È vero, il vitigno di partenza è forse la variabile più importante nel determinare il sapore di un buon bicchiere di vino, ma non bisogna dimenticare che anche il lievito gioca un ruolo estremamente importante. In questo senso è bene distinguere due categorie organolettiche: gli aromi primari, che derivano, appunto, dal tipo di uva utilizzato nel processo di vinificazione, e quelli secondari, determinati dal tipo di lieviti attivi durante la fase di fermentazione. Fino a pochi anni fa si credeva che vitigni uguali coltivati in località diverse producessero vini dai gusti differenti solo a causa di fattori ambientali, come clima, condizione del suolo e pratiche agricole. Nel 2015, un gruppo di ricercatori dell’Università di Auckland pubblica uno studio sulla rivista “Scientific Reports”, in cui si mostra come il vero fattore determinante di questa diversificazione organolettica sia di fatto il lievito, o più precisamente le tipologie di microrganismi che vivono in un determinato suolo. Questi, per la verità, possono variare anche all’interno di terreni sostanzialmente uguali. Sulla base di questo studio, dunque, è stato possibile mostrare come l’influenza del lievito non si limiti al processo della fermentazione, ma risulti decisiva anche nelle caratteristiche organolettiche delle singole damigiane.

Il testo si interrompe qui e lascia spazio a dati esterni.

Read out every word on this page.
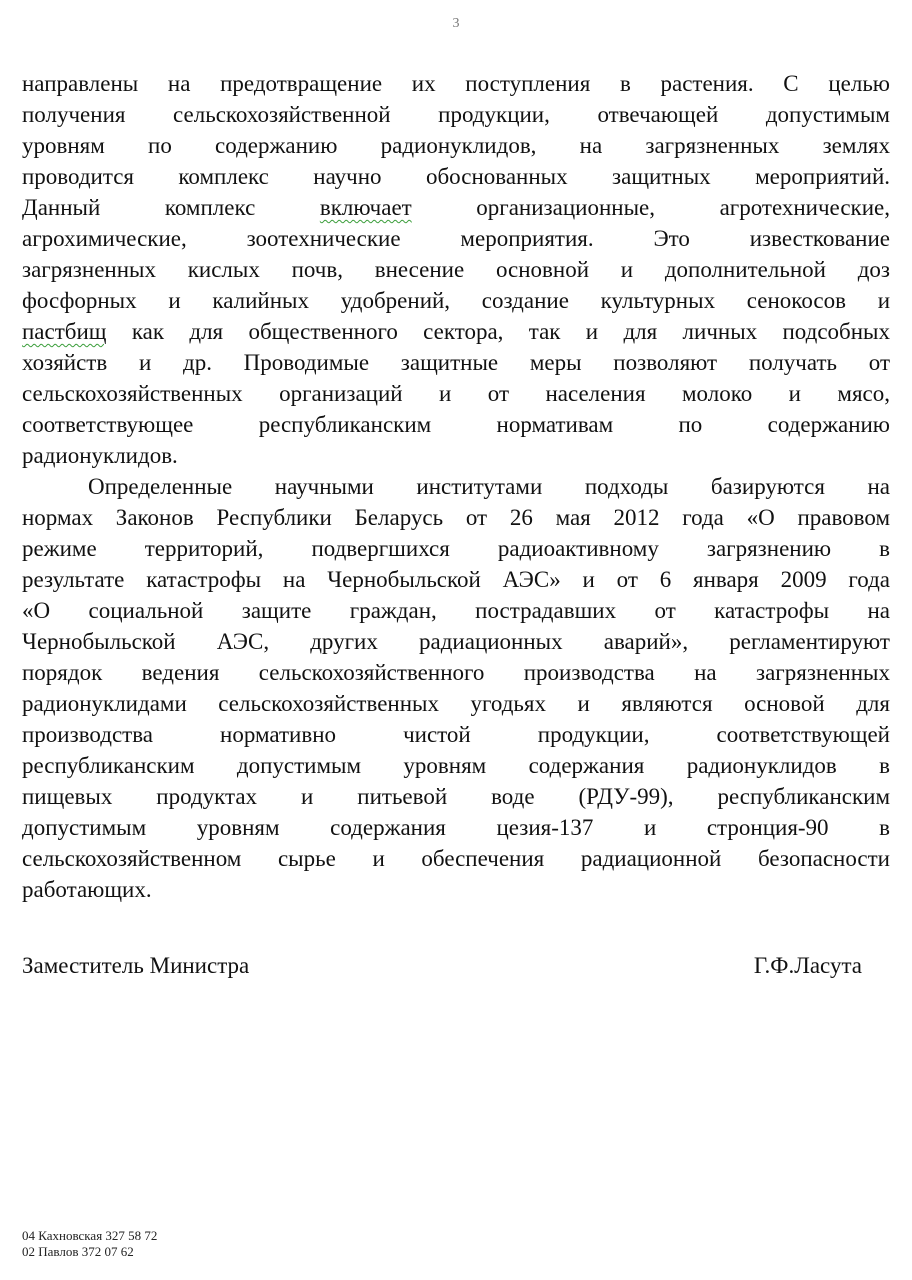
3
направлены на предотвращение их поступления в растения. С целью
получения сельскохозяйственной продукции, отвечающей допустимым
уровням по содержанию радионуклидов, на загрязненных землях
проводится комплекс научно обоснованных защитных мероприятий.
Данный комплекс включает организационные, агротехнические,
агрохимические, зоотехнические мероприятия. Это известкование
загрязненных кислых почв, внесение основной и дополнительной доз
фосфорных и калийных удобрений, создание культурных сенокосов и
пастбищ как для общественного сектора, так и для личных подсобных
хозяйств и др. Проводимые защитные меры позволяют получать от
сельскохозяйственных организаций и от населения молоко и мясо,
соответствующее республиканским нормативам по содержанию
радионуклидов.
Определенные научными институтами подходы базируются на
нормах Законов Республики Беларусь от 26 мая 2012 года «О правовом
режиме территорий, подвергшихся радиоактивному загрязнению в
результате катастрофы на Чернобыльской АЭС» и от 6 января 2009 года
«О социальной защите граждан, пострадавших от катастрофы на
Чернобыльской АЭС, других радиационных аварий», регламентируют
порядок ведения сельскохозяйственного производства на загрязненных
радионуклидами сельскохозяйственных угодьях и являются основой для
производства нормативно чистой продукции, соответствующей
республиканским допустимым уровням содержания радионуклидов в
пищевых продуктах и питьевой воде (РДУ-99), республиканским
допустимым уровням содержания цезия-137 и стронция-90 в
сельскохозяйственном сырье и обеспечения радиационной безопасности
работающих.
Заместитель Министра	Г.Ф.Ласута
04 Кахновская 327 58 72
02 Павлов 372 07 62
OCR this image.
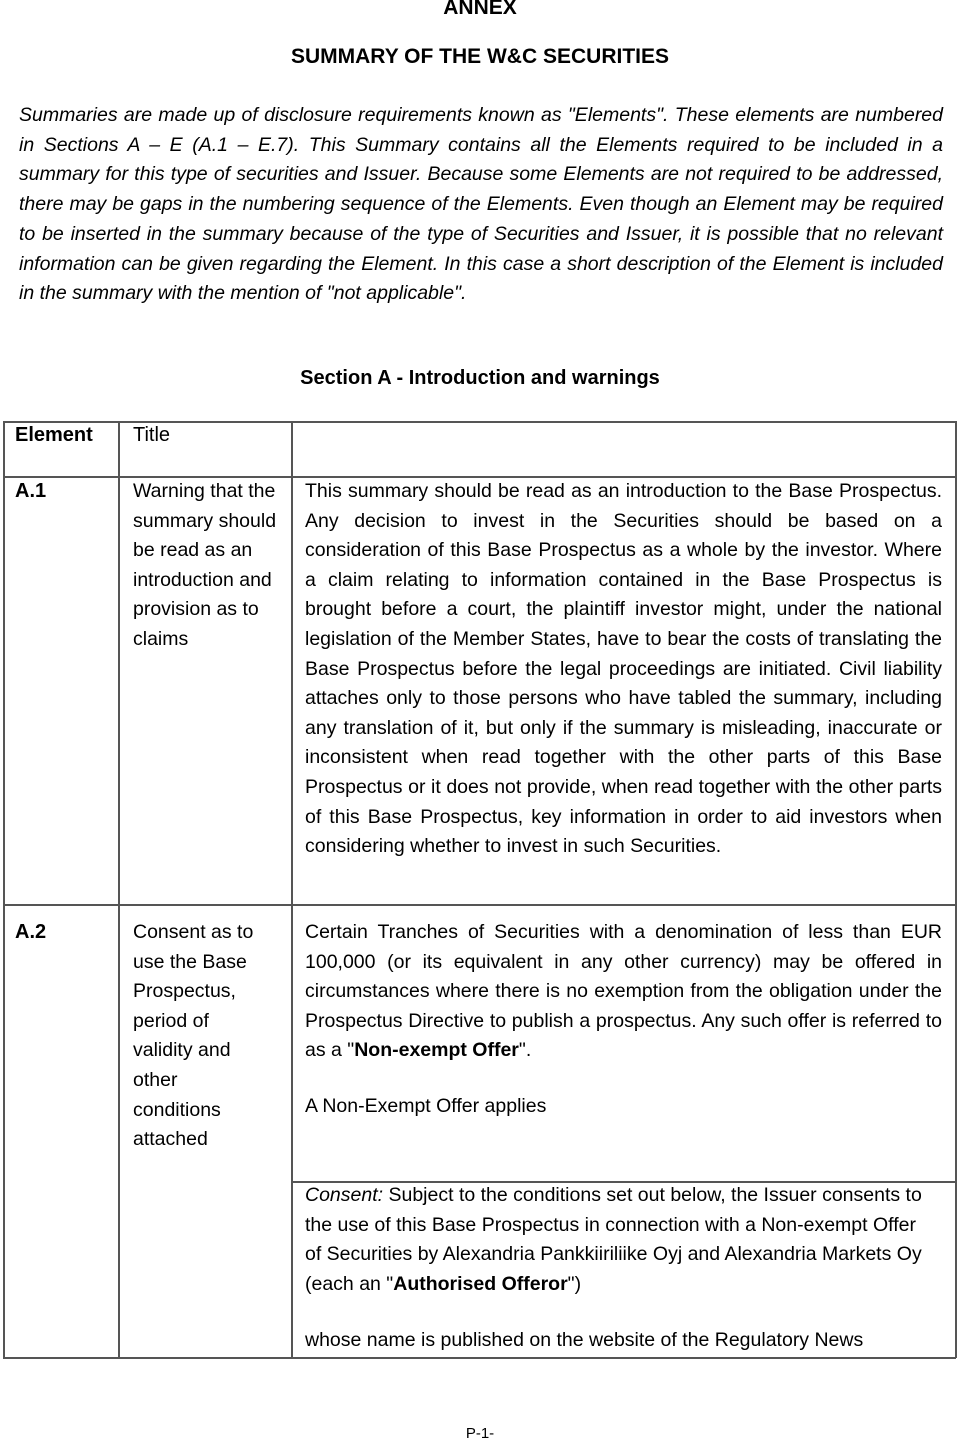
ANNEX
SUMMARY OF THE W&C SECURITIES

Summaries are made up of disclosure requirements known as "Elements". These elements are numbered in Sections A – E (A.1 – E.7). This Summary contains all the Elements required to be included in a summary for this type of securities and Issuer. Because some Elements are not required to be addressed, there may be gaps in the numbering sequence of the Elements. Even though an Element may be required to be inserted in the summary because of the type of Securities and Issuer, it is possible that no relevant information can be given regarding the Element. In this case a short description of the Element is included in the summary with the mention of "not applicable".

Section A - Introduction and warnings
Element Title
A.1	Warning that the summary should be read as an introduction and provision as to claims
This summary should be read as an introduction to the Base Prospectus. Any decision to invest in the Securities should be based on a consideration of this Base Prospectus as a whole by the investor. Where a claim relating to information contained in the Base Prospectus is brought before a court, the plaintiff investor might, under the national legislation of the Member States, have to bear the costs of translating the Base Prospectus before the legal proceedings are initiated. Civil liability attaches only to those persons who have tabled the summary, including any translation of it, but only if the summary is misleading, inaccurate or inconsistent when read together with the other parts of this Base Prospectus or it does not provide, when read together with the other parts of this Base Prospectus, key information in order to aid investors when considering whether to invest in such Securities.
A.2	Consent as to use the Base Prospectus, period of validity and other conditions attached

Certain Tranches of Securities with a denomination of less than EUR 100,000 (or its equivalent in any other currency) may be offered in circumstances where there is no exemption from the obligation under the Prospectus Directive to publish a prospectus. Any such offer is referred to as a "Non-exempt Offer".

A Non-Exempt Offer applies

Consent: Subject to the conditions set out below, the Issuer consents to the use of this Base Prospectus in connection with a Non-exempt Offer of Securities by Alexandria Pankkiiriliike Oyj and Alexandria Markets Oy (each an "Authorised Offeror")

whose name is published on the website of the Regulatory News
P-1-
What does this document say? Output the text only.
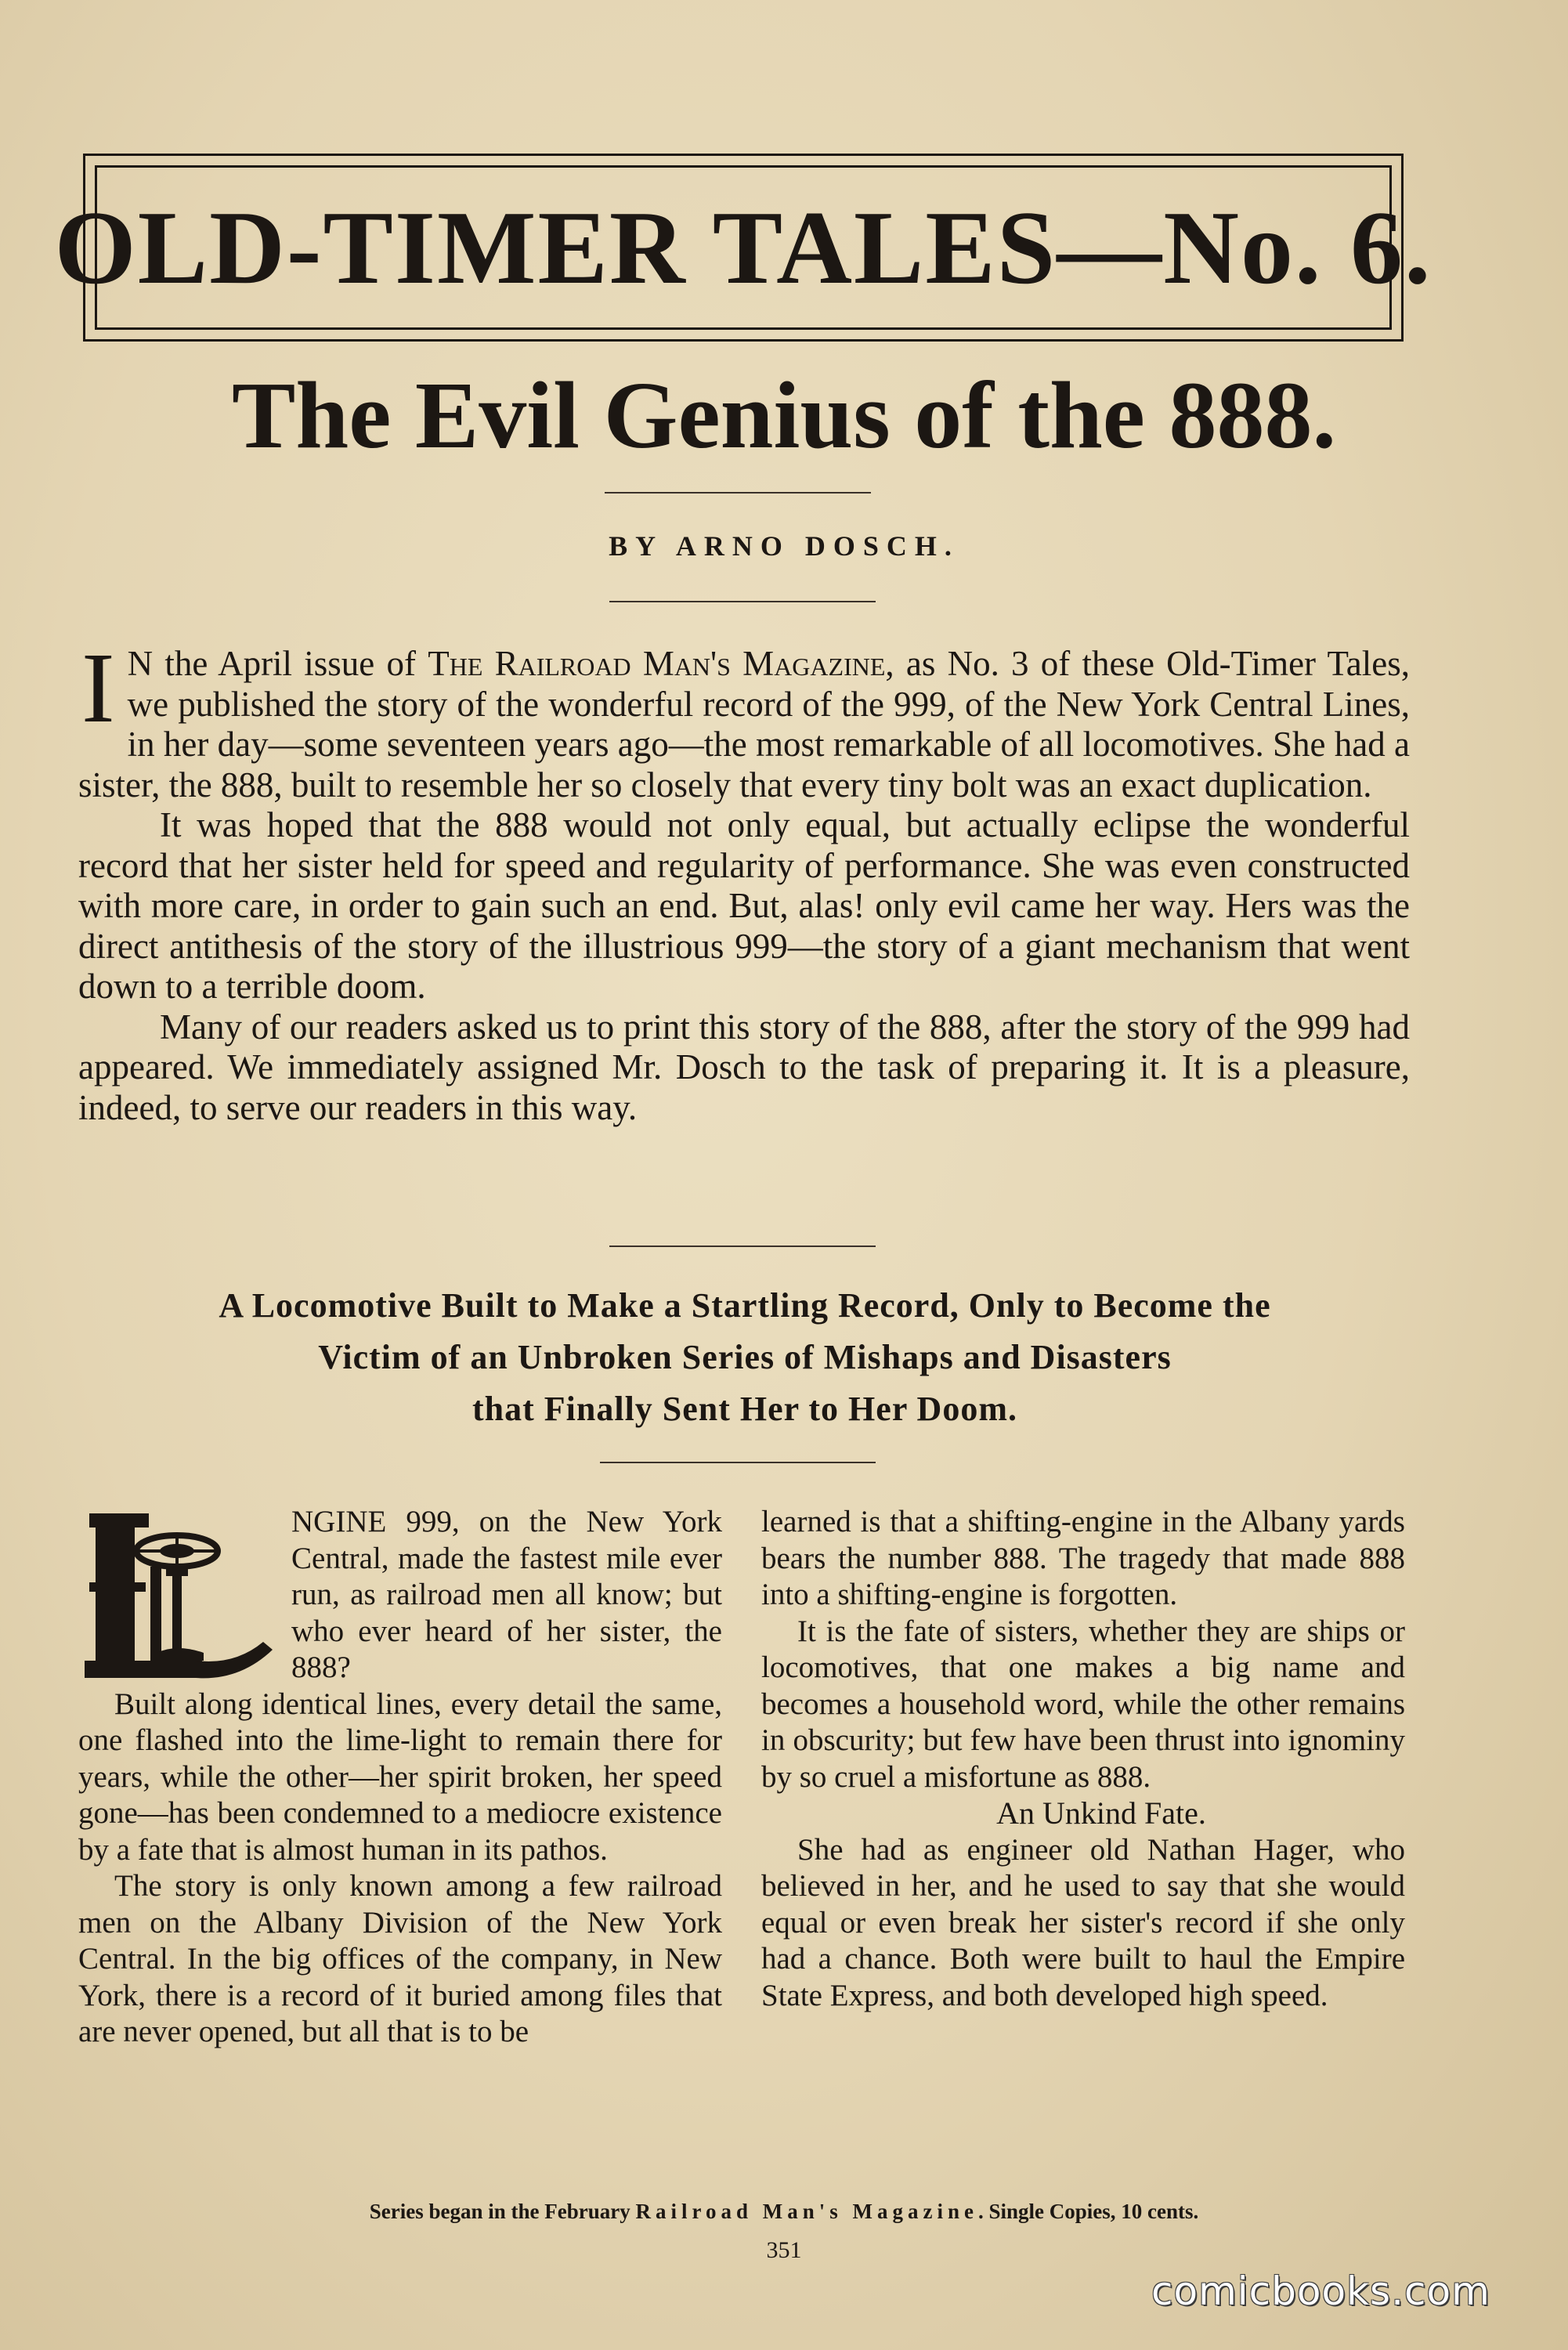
OLD-TIMER TALES—No. 6.
The Evil Genius of the 888.
BY ARNO DOSCH.

I N the April issue of The Railroad Man's Magazine, as No. 3 of these Old-Timer Tales, we published the story of the wonderful record of the 999, of the New York Central Lines, in her day—some seventeen years ago—the most remarkable of all locomotives. She had a sister, the 888, built to resemble her so closely that every tiny bolt was an exact duplication.

It was hoped that the 888 would not only equal, but actually eclipse the wonderful record that her sister held for speed and regularity of performance. She was even constructed with more care, in order to gain such an end. But, alas! only evil came her way. Hers was the direct antithesis of the story of the illustrious 999—the story of a giant mechanism that went down to a terrible doom.

Many of our readers asked us to print this story of the 888, after the story of the 999 had appeared. We immediately assigned Mr. Dosch to the task of preparing it. It is a pleasure, indeed, to serve our readers in this way.

A Locomotive Built to Make a Startling Record, Only to Become the
Victim of an Unbroken Series of Mishaps and Disasters
that Finally Sent Her to Her Doom.

NGINE 999, on the New York Central, made the fastest mile ever run, as railroad men all know; but who ever heard of her sister, the 888?

Built along identical lines, every detail the same, one flashed into the lime-light to remain there for years, while the other—her spirit broken, her speed gone—has been condemned to a mediocre existence by a fate that is almost human in its pathos.

The story is only known among a few railroad men on the Albany Division of the New York Central. In the big offices of the company, in New York, there is a record of it buried among files that are never opened, but all that is to be

learned is that a shifting-engine in the Albany yards bears the number 888. The tragedy that made 888 into a shifting-engine is forgotten.

It is the fate of sisters, whether they are ships or locomotives, that one makes a big name and becomes a household word, while the other remains in obscurity; but few have been thrust into ignominy by so cruel a misfortune as 888.

An Unkind Fate.

She had as engineer old Nathan Hager, who believed in her, and he used to say that she would equal or even break her sister's record if she only had a chance. Both were built to haul the Empire State Express, and both developed high speed.

Series began in the February Railroad Man's Magazine. Single Copies, 10 cents.
351
comicbooks.com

Vini naturali e lieviti autoctoni

La produzione di  vini naturali è sempre più diffusa, nell’ambito della quale  minime sono le percentuali di zolfo e rame e per cui è prevista esclusivamente la fermentazione spontanea, molti ceppi di lieviti sono naturalmente nell’uva e sono per questo denominati lieviti indigeni o autoctoni.. In alcuni casi poiché vi sono livelli elevati  di alcool  che causano la morte di quest  lieviti, si ricorre a un abbassamento della temperatura che aiuta a completare il processo della fermentazione il cui processo comunque ha bisogno del monitoraggio di un enologo. La fermentazione spontanea è tuttavia un processo che necessita l’attento monitoraggio dell’enologo  per evitare che il prodotto finale risulti troppo acido o sgradevole al palato. Nel caso della fermentazione guidata, invece, l’ enologo può scegliere le tipologie di lievito in grado n di aumentare il naturale insieme di aromi del singolo vitigno.